DVC, data version-control:
- lets you specify the dependencies within the pipeline, e.g. which Quarto files to render
- lets you specify parameters, which also can be used as as dependencies
- manages versions of large data files on remote storage (S3, Blob Storage, etc.), separate from git
Quarto, technical publishing:
- compiles a series of .qmd files - similar in form to .ipynb files - into an HTML site
- .qmd files contain Markdown for prose, and Python blocks as code, run using a Jupyter kernel
- this site includes the parquet files published from the pipeline
Polars, data-frame processing:
- within the .qmd files, trying this out as an alternative to Pandas
Observable, data framework:
- although not part of this pipeline, an Observable notebook can import the published parquet files into DuckDB, for further querying and visualization.

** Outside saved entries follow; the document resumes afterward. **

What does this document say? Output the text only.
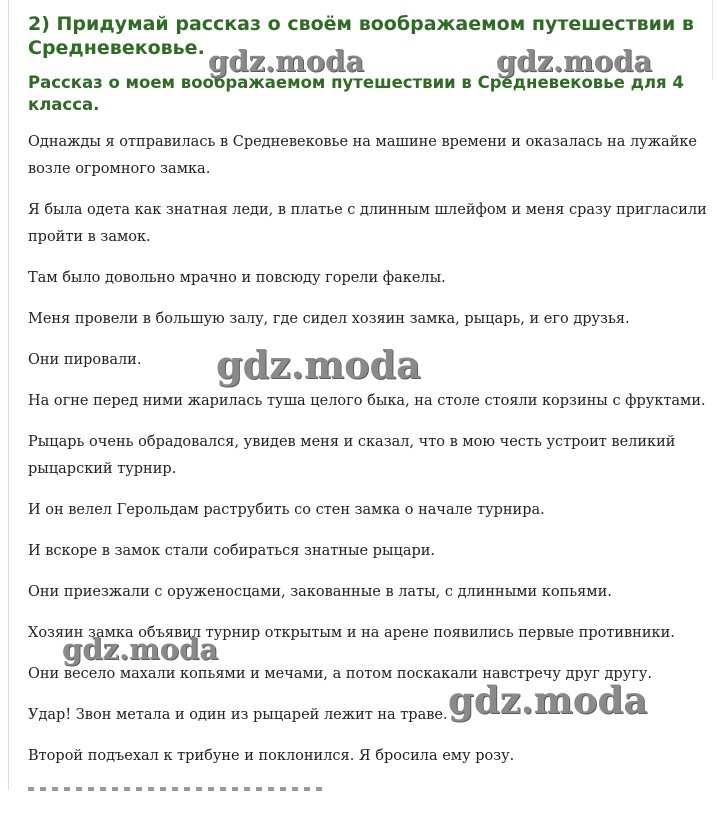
2) Придумай рассказ о своём воображаемом путешествии в Средневековье.
Рассказ о моем воображаемом путешествии в Средневековье для 4 класса.

Однажды я отправилась в Средневековье на машине времени и оказалась на лужайке
возле огромного замка.

Я была одета как знатная леди, в платье с длинным шлейфом и меня сразу пригласили
пройти в замок.

Там было довольно мрачно и повсюду горели факелы.

Меня провели в большую залу, где сидел хозяин замка, рыцарь, и его друзья.

Они пировали.

На огне перед ними жарилась туша целого быка, на столе стояли корзины с фруктами.

Рыцарь очень обрадовался, увидев меня и сказал, что в мою честь устроит великий
рыцарский турнир.

И он велел Герольдам раструбить со стен замка о начале турнира.

И вскоре в замок стали собираться знатные рыцари.

Они приезжали с оруженосцами, закованные в латы, с длинными копьями.

Хозяин замка объявил турнир открытым и на арене появились первые противники.

Они весело махали копьями и мечами, а потом поскакали навстречу друг другу.

Удар! Звон метала и один из рыцарей лежит на траве.

Второй подъехал к трибуне и поклонился. Я бросила ему розу.

gdz.moda	gdz.moda
gdz.moda
gdz.moda
gdz.moda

Note: I am not trained as a data engineer; I offer my deepest apologies to my properly-trained colleagues.

Repository configuration

If you want a better idea of how this pipeline works, you might find these links to the source files useful:

dvc.yaml:

Specifies the pipeline: the dependencies, commands, and outputs for each stage.
dvc-params.yaml

A place to store parameters for your pipeline; these can be treated as dependencies.
.dvc/config

Specifies the location of the data remote. In this case it’s an S3 bucket, but DVC also supports Azure, and other platforms.
_quarto.yml

Specifies the layout of this website, as well as the files that should be published as a part of the website
index.qmd

“Quarto Markdown” files are like Jupyter notebooks; they contain both code and prose. This file is for the front page of this website.
.github/wokflows/quarto-render.yml

This GitHub Actions workflow runs the pipeline nightly. Among other steps, it calls dvc repro, which renders the .qmd files that are in the pipeline. It then calls quarto render which renders the .qmd files not in the pipeline, then compiles the website. We use a Quarto option to exclude the pipeline .qmd files from the global quarto render call.